Mais le temps où les stratèges du Parti conservateur se souciaient que Stephen Harper soit comparé négativement à Barack Obama est révolu. D’une part, la majorité des sympathisants de Barack Obama au Canada ont voté pour un des partis d’opposition au dernier scrutin fédéral. D’autre part, depuis 2008, Obama a perdu autant de plumes que Harper en a gagné, et pas seulement sur le plan de l’économie. Pendant que le président perdait la mainmise sur une partie des leviers du pouvoir à Washington, les conservateurs de Harper réussissaient l’opération contraire.

Quatre ans plus tard, l’admiration que vouent encore tant de Canadiens à Obama tient plus de l’affection résiduelle que de l’amour aveugle qu’avait souvent inspiré son arrivée au pouvoir. Au Canada, les candidats républicains ont rarement la cote.

Il faut relire, rétrospectivement, les textes écrits au Canada à l’époque de la première campagne présidentielle d’Obama pour mesurer le caractère excessif de l’estime médiatique dont il jouissait. Harper a souvent eu mauvaise presse au Canada, mais sans doute rarement autant que pendant l’ascension d’Obama.

Ainsi, en juin 2008, alors que l’obamanie portait l’aspi­rant président à des sommets de popularité, le magazine torontois The Walrus titrait : « Obama veut améliorer sa nation ; Harper préférerait que la sienne n’existe pas ». Sous la plume de son rédacteur en chef de l’époque, Ken Alexander, on pouvait lire : « Quiconque doute encore que Stephen Harper n’ait aucune idée de la façon de piloter le Canada en période de difficultés économiques n’a qu’à regarder aller Barack Obama au sud de la frontière. »

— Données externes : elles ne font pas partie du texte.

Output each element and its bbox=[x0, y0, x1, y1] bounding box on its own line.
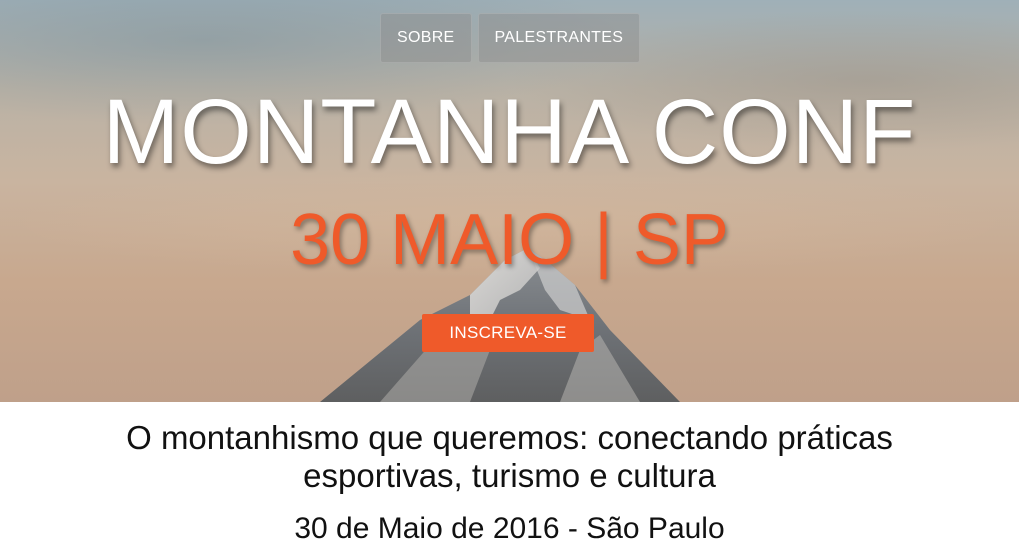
event-date: 30 de Maio de 2016 - São Paulo bbox=[294, 512, 725, 545]
nav-item-palestrantes[interactable]: PALESTRANTES bbox=[477, 13, 641, 63]
hero-section: SOBRE PALESTRANTES MONTANHA CONF 30 MAIO… bbox=[0, 0, 1019, 402]
hero-date-location: 30 MAIO | SP bbox=[290, 200, 729, 280]
hero-title: MONTANHA CONF bbox=[102, 81, 917, 183]
event-subtitle: O montanhismo que queremos: conectando p… bbox=[0, 419, 1019, 495]
event-subtitle-line1: O montanhismo que queremos: conectando p… bbox=[126, 419, 893, 456]
top-nav: SOBRE PALESTRANTES bbox=[380, 13, 641, 63]
nav-item-sobre[interactable]: SOBRE bbox=[380, 13, 472, 63]
event-subtitle-line2: esportivas, turismo e cultura bbox=[303, 457, 716, 494]
register-button[interactable]: INSCREVA-SE bbox=[422, 314, 594, 352]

Son texte laissait entendre que le premier ministre présidait, de près ou de loin, au démantèlement de tout ce qui avait déjà uni le Canada, alors qu’Obama se préparait à redonner aux Amé­ricains le goût de vivre ensemble. À tout prendre, quatre ans plus tard, les Canadiens, toutes régions confondues, sont néanmoins net­tement moins engagés dans une guerre idéologique sans merci que leurs voisins américains.

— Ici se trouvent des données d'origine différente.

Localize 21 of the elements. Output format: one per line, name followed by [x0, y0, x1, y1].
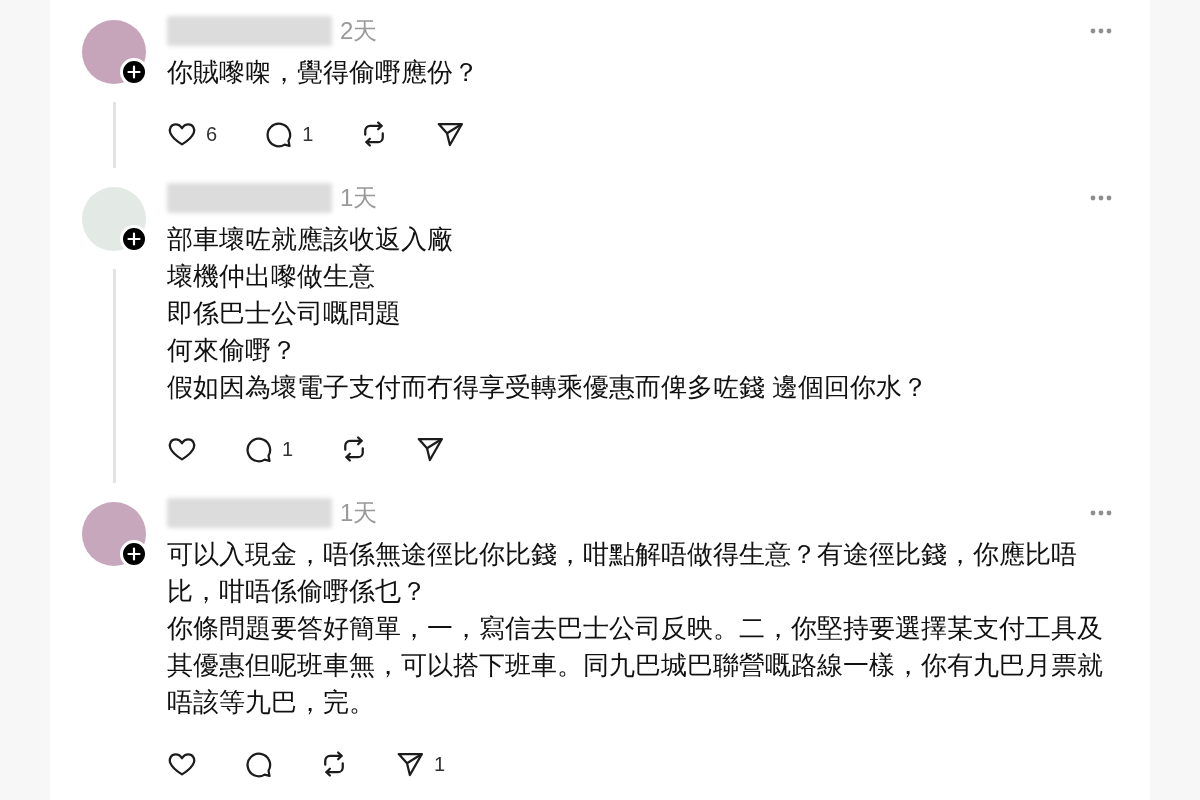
more-icon[interactable]: [1090, 510, 1112, 516]
like-button[interactable]: 6: [167, 119, 218, 149]
comment-text: 何來偷嘢？: [167, 334, 298, 367]
comment-text: 壞機仲出嚟做生意: [167, 260, 376, 293]
plus-icon[interactable]: [120, 540, 148, 568]
comment-text: 假如因為壞電子支付而冇得享受轉乘優惠而俾多咗錢 邊個回你水？: [167, 371, 930, 404]
plus-icon[interactable]: [120, 58, 148, 86]
reply-button[interactable]: 1: [263, 119, 314, 149]
timestamp: 1天: [340, 498, 378, 528]
comment-text: 即係巴士公司嘅問題: [167, 297, 402, 330]
comment-text: 你賊嚟㗎，覺得偷嘢應份？: [167, 56, 480, 89]
reply-button[interactable]: 1: [243, 434, 294, 464]
comment-text: 部車壞咗就應該收返入廠: [167, 223, 454, 256]
plus-icon[interactable]: [120, 225, 148, 253]
comment-text: 可以入現金，唔係無途徑比你比錢，咁點解唔做得生意？有途徑比錢，你應比唔比，咁唔係偷嘢係乜？: [167, 538, 1078, 608]
comment-text: 你條問題要答好簡單，一，寫信去巴士公司反映。二，你堅持要選擇某支付工具及其優惠但呢班車無，可以搭下班車。同九巴城巴聯營嘅路線一樣，你有九巴月票就唔該等九巴，完。: [167, 612, 1104, 719]
share-button[interactable]: 1: [395, 749, 446, 779]
more-icon[interactable]: [1090, 28, 1112, 34]
timestamp: 1天: [340, 183, 378, 213]
timestamp: 2天: [340, 16, 378, 46]
more-icon[interactable]: [1090, 195, 1112, 201]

À l’époque, l’article du Walrus s’inscrivait dans une tendance lourde qui – pour une fois ! – s’observait tout autant des deux côtés de la barrière linguistique. Au total, Obama aura sans doute davantage uni les deux solitudes que la plupart des politiciens qui ont défilé dans l’arène canadienne depuis 30 ans.

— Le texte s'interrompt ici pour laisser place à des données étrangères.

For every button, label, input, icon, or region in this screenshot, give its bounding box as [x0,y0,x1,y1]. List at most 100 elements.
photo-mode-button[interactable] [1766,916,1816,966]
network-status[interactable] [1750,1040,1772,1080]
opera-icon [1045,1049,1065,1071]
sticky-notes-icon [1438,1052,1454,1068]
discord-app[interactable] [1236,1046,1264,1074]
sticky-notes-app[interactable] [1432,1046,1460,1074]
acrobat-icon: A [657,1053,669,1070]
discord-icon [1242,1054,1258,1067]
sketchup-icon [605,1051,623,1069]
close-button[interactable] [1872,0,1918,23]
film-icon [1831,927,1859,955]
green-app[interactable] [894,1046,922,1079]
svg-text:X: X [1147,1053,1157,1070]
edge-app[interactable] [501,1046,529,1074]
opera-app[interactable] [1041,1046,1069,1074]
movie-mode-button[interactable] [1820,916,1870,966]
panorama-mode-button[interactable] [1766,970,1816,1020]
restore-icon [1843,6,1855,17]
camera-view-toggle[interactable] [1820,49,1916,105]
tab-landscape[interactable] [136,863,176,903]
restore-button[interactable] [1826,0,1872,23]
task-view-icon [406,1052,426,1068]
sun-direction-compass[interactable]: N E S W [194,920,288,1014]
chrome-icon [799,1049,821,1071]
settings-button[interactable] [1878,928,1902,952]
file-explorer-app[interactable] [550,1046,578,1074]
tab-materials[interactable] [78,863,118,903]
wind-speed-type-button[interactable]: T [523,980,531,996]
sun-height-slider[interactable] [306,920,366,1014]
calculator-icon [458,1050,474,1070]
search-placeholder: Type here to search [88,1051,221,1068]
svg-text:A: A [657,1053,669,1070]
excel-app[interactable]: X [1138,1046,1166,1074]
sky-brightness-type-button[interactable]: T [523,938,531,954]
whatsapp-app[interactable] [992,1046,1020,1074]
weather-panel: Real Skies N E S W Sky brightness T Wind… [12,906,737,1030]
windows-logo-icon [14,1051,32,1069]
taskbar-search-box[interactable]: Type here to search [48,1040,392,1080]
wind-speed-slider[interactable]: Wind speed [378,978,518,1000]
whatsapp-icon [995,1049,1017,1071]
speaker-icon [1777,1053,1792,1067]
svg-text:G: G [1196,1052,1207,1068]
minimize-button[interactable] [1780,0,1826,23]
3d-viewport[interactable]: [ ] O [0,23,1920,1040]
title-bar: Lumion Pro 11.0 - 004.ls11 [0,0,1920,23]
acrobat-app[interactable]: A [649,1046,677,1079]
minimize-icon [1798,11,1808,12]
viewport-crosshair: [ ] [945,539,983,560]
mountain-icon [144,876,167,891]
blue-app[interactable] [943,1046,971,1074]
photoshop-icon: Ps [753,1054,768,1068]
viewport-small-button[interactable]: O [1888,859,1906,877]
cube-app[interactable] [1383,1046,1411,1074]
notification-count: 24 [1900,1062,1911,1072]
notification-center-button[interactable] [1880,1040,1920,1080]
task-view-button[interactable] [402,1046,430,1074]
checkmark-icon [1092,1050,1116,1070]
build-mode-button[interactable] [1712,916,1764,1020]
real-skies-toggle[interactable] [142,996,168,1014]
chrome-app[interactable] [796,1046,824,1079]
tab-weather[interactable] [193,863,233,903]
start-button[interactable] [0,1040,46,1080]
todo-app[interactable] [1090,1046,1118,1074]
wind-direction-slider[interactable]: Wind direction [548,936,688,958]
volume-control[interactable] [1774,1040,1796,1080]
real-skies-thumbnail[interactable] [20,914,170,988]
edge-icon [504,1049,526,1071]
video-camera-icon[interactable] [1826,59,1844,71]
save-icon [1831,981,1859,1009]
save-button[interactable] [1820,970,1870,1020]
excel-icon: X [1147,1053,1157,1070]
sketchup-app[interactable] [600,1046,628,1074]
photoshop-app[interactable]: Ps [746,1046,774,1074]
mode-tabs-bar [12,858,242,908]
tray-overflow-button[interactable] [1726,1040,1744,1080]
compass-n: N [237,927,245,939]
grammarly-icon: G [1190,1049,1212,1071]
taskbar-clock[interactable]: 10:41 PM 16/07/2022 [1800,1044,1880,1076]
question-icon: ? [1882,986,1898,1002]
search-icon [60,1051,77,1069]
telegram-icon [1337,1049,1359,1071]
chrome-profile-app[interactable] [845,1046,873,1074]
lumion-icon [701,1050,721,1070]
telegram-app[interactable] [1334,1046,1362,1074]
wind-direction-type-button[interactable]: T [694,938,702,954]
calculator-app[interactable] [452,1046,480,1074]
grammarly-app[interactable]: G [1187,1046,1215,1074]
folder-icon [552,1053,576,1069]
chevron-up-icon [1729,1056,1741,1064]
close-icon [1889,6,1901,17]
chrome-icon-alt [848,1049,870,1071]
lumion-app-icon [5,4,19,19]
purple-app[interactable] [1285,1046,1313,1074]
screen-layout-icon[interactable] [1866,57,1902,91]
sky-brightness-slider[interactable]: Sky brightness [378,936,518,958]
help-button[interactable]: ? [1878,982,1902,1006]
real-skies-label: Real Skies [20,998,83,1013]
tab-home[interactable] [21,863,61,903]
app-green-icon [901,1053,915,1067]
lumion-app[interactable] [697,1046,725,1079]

Dans la foulée de sa victoire, en novembre 2008, l’effet d’Obama dans les médias canadiens s’était encore intensifié. Il n’était pas rare que des commentateurs investissent le président de toutes les vertus d’un grand leader et dépouil­lent, du même souffle, le premier ministre de la moindre qualité comparable.

Certains s’étaient même mis à la recherche d’un Obama canadien, une quête amplifiée par la crise parlementaire qui a failli coûter le pouvoir au gouvernement Harper au cours de la même période. La fièvre obamesque n’a d’ailleurs pas été complètement étrangère au couronnement expéditif de Michael Ignatieff comme chef libéral, à la fin 2008. Paradoxalement, aux élections fédérales suivantes, c’est le chef néo-démocrate Jack Layton qui a fini par surprendre par sa capacité de soulever les foules.

En relisant les articles dithyrambiques qui se sont écrits sur Obama au Canada il y a quatre ans, on ne peut pas ne pas avoir à l’esprit certains des textes qui s’écrivent actuellement sur la candidature de Justin Trudeau à la direction du PLC.

Comme Stephen Harper à l’époque, Thomas Mulcair perd lar­gement au change quand on le compare à la vedette du PLC. On reproche notamment au chef néo-démocrate de ne pas être assez attachant, de manquer de charisme et même… de ne pas aimer suffisamment le Canada !

S’il faut en croire l’expérience de Stephen Harper par rapport à celle de Barack Obama, mieux vaut néanmoins être mal aimé et atteindre ses objectifs que d’être adulé et de décevoir.